*SEM brings together researchers interested in the semantics of (many and diverse!) natural languages and its computational modeling. The conference embraces data-driven, neural, and probabilistic approaches, as well as symbolic approaches and everything in between; practical applications as well as theoretical contributions are welcome. The long-term goal of *SEM is to provide a stable forum for the growing number of NLP researchers working on all aspects of semantics of (many and diverse!) natural languages.
Topics of interest:
Lexical semantics and word representations Compositional semantics and sentence representations Statistical, machine learning, and deep learning methods in semantic tasks Multilingual and cross-lingual semantics Word sense disambiguation and induction Semantic parsing, and syntax-semantics interface Frame semantics and semantic role labeling Textual inference, textual entailment, and question answering Formal approaches to semantics Extraction of events and of causal and temporal relations Entity linking, pronouns and coreference Discourse, pragmatics, and dialogue Machine reading Extra-propositional aspects of meaning Multiword and idiomatic expressions Metaphor, irony, and humor Knowledge mining and acquisition Common sense reasoning Language generation Semantics in NLP applications: sentiment analysis, abusive language detection, summarization, fact-checking, etc. Multidisciplinary research on semantics Grounding and multimodal semantics Psycholinguistics Interpretability and Explainability Human semantic processing Semantic annotation, evaluation, and resources Ethical aspects and bias in semantic representations
We encourage authors to think about the ethical aspects of their work, and to address and discuss all ethical questions and implications relevant to their research. STARSEM values reproducibility and particularly welcomes submissions that adhere to the reproducibility guidelines as specified here.
Submission Instructions
Submissions must describe unpublished work and be written in English. We solicit both long and short papers. Please note that double submission of papers will need to be notified at submission.
Long papers describe original research and may consist of up to eight (8) pages of content, plus unlimited pages for references. Appendices are allowed after the references, but the paper should be self-contained and reviewers will not be required to check the appendices, if any. Final versions of long papers will be given one additional page of content (up to 9 pages) so that reviewers' comments can be taken into account. Short papers describe original focused research and may consist of up to four (4) pages, plus unlimited pages for references. Upon acceptance, short papers will be given five (5) content pages in the proceedings. Authors are encouraged to use this additional page to address reviewers comments in their final versions.

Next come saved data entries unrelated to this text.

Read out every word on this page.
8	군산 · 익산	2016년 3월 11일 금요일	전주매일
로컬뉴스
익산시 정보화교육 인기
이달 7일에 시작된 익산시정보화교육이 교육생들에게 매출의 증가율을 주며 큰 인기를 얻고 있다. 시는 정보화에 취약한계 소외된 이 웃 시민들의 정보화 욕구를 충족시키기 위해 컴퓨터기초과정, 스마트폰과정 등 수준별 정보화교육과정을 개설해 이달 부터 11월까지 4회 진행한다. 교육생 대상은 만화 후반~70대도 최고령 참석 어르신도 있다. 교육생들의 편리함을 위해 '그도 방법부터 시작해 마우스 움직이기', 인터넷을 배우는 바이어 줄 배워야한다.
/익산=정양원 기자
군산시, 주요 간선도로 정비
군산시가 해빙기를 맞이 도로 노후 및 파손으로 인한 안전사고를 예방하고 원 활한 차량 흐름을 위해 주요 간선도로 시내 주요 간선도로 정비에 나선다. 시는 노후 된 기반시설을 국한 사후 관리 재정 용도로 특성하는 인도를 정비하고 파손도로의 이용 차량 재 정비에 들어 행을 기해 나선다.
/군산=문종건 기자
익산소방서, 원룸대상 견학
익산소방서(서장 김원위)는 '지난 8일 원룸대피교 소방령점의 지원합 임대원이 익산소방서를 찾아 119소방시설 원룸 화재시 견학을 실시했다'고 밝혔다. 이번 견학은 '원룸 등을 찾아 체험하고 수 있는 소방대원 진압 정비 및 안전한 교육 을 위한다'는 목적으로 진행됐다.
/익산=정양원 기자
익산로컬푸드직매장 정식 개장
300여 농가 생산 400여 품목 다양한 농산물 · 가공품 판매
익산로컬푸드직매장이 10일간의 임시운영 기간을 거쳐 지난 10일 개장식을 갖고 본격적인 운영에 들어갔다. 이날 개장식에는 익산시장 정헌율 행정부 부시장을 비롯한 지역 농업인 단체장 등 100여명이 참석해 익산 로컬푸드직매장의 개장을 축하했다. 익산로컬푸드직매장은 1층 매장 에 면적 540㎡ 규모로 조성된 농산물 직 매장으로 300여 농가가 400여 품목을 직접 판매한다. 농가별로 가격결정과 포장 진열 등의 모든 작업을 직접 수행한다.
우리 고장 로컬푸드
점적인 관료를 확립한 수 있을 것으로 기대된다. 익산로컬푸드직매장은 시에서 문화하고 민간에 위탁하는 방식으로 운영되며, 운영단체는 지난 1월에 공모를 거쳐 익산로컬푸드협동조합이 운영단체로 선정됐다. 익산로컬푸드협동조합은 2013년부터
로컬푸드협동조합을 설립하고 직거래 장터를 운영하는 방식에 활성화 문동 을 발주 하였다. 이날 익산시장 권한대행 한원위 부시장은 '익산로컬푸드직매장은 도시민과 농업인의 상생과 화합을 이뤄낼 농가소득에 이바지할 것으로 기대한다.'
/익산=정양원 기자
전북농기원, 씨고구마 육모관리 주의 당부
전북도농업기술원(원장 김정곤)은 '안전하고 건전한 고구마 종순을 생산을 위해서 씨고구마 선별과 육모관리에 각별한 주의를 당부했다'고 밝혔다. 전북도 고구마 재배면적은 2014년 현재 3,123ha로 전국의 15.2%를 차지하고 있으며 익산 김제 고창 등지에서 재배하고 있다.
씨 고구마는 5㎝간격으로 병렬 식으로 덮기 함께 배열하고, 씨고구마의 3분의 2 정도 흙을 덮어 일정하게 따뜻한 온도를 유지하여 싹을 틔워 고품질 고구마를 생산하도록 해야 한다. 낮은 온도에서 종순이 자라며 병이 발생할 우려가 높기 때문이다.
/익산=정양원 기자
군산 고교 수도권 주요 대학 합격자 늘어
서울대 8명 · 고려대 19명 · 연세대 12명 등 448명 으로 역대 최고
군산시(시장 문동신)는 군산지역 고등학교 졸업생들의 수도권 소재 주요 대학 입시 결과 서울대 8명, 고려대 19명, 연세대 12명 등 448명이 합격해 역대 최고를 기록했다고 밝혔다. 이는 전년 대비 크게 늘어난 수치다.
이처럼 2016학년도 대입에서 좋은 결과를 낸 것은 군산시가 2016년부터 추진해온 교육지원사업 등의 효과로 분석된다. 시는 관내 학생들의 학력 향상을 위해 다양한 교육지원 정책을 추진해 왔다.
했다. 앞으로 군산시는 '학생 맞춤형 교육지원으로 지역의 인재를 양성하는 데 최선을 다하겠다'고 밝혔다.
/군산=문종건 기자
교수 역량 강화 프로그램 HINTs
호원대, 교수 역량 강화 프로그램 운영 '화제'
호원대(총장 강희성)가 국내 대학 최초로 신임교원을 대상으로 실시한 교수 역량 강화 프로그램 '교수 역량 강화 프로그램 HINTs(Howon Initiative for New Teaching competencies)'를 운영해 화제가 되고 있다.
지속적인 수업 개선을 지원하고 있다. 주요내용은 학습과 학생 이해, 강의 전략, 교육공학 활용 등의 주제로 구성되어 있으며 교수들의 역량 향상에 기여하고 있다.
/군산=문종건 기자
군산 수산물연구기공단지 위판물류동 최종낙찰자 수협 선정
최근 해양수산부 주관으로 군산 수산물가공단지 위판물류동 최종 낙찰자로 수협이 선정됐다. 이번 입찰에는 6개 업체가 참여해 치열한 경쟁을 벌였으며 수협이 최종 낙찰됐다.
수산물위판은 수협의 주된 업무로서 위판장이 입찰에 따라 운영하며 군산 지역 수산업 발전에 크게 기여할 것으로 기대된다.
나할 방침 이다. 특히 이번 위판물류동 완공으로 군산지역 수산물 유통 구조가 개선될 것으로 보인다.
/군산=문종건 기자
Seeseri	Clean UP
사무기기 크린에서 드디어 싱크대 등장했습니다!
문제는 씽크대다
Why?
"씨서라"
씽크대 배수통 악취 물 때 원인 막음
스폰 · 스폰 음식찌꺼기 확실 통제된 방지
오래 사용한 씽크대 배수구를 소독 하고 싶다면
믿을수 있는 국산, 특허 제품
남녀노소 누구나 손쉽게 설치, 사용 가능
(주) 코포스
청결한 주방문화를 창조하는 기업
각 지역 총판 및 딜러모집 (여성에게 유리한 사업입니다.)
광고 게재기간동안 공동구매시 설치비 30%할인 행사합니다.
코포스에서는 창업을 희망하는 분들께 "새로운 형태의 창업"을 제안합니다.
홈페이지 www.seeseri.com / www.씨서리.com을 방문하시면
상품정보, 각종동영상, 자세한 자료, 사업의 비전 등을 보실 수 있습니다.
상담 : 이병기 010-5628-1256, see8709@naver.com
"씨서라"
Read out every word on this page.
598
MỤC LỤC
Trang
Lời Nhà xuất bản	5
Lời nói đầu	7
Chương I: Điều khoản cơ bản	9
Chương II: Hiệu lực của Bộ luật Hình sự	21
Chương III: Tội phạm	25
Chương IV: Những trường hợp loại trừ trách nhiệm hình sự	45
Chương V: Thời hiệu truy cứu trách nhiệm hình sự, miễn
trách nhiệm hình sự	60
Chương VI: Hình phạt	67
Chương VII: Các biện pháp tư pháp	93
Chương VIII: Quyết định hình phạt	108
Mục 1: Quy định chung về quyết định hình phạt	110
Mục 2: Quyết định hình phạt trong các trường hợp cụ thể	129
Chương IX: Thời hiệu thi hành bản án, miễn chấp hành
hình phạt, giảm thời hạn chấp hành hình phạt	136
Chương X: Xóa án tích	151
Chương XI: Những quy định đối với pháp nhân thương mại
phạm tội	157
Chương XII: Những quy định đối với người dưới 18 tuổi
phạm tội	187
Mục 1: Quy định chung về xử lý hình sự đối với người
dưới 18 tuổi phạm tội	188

Submissions should follow the ARR formatting requirements. The deadline for direct submissions is Feb 22, 2024, and these submissions will be reviewed by the *SEM-2024 program committee. ACL Rolling Review (ARR) submissions can be committed to *SEM up to March 22, 2024 (authors of ARR-reviewed papers need to include their OpenReview link with reviews in the submission form). Both types of submissions are through OpenReview. Limitations and Ethics Statement sections are allowed and encouraged, but they are not mandatory. They should be placed after the conclusion and they will not count towards the overall page limit.). In *SEM there is no special policy against multiple submissions, but this should be notified to the Program Chairs.
Submission link: https://openreview.net/group?id=aclweb.org/StarSEM/2024/Conference
Important Dates
Anonymity period for direct submissions begins Jan 22, 2024 Direct submission deadline Feb 22, 2024 ARR-reviewed paper submission deadline Mar 22, 2024 Notification of acceptance Apr 22, 2024 Camera-ready deadline May 5, 2024 Conference date Jun 16, 2024
Anonymity period
To protect the integrity of double-blind review and ensure that submissions are reviewed fairly, we adopt the rules and guidelines for ACL conferences. The following rules and guidelines make reference to the anonymity period, which runs from 1 month before the submission deadline (starting February 22, 2024 11:59PM UTC-12:00) up to the date when your paper is either accepted, rejected (Apr 22, 2024), or withdrawn.
You may not make a non-anonymized version of your paper available online to the general community (for example, via a preprint server) during the anonymity period. By a version of a paper we understand another paper having essentially the same scientific content but possibly differing in minor details (including title and structure) and/or in length (e.g., an abstract is a version of the paper that it summarizes).
If you have posted a non-anonymized version of your paper online before the start of the anonymity period, you may submit an anonymized version to the conference. The submitted version must not refer to the non-anonymized version, and you must inform the program chair(s) that a non-anonymized version exists.
You may not update the non-anonymized version during the anonymity period, and we ask you not to advertise it on social media or take other actions that would further compromise double-blind reviewing during the anonymity period.
Note that, while you are not prohibited from making a non-anonymous version available online before the start of the anonymity period, this does make double-blind reviewing more difficult to maintain, and we therefore encourage you to wait until the end of the anonymity period if possible. Alternatively, you may consider submitting your work to the Computational Linguistics journal, which does not require anonymization and has a track for “short” (i.e., conference-length) papers.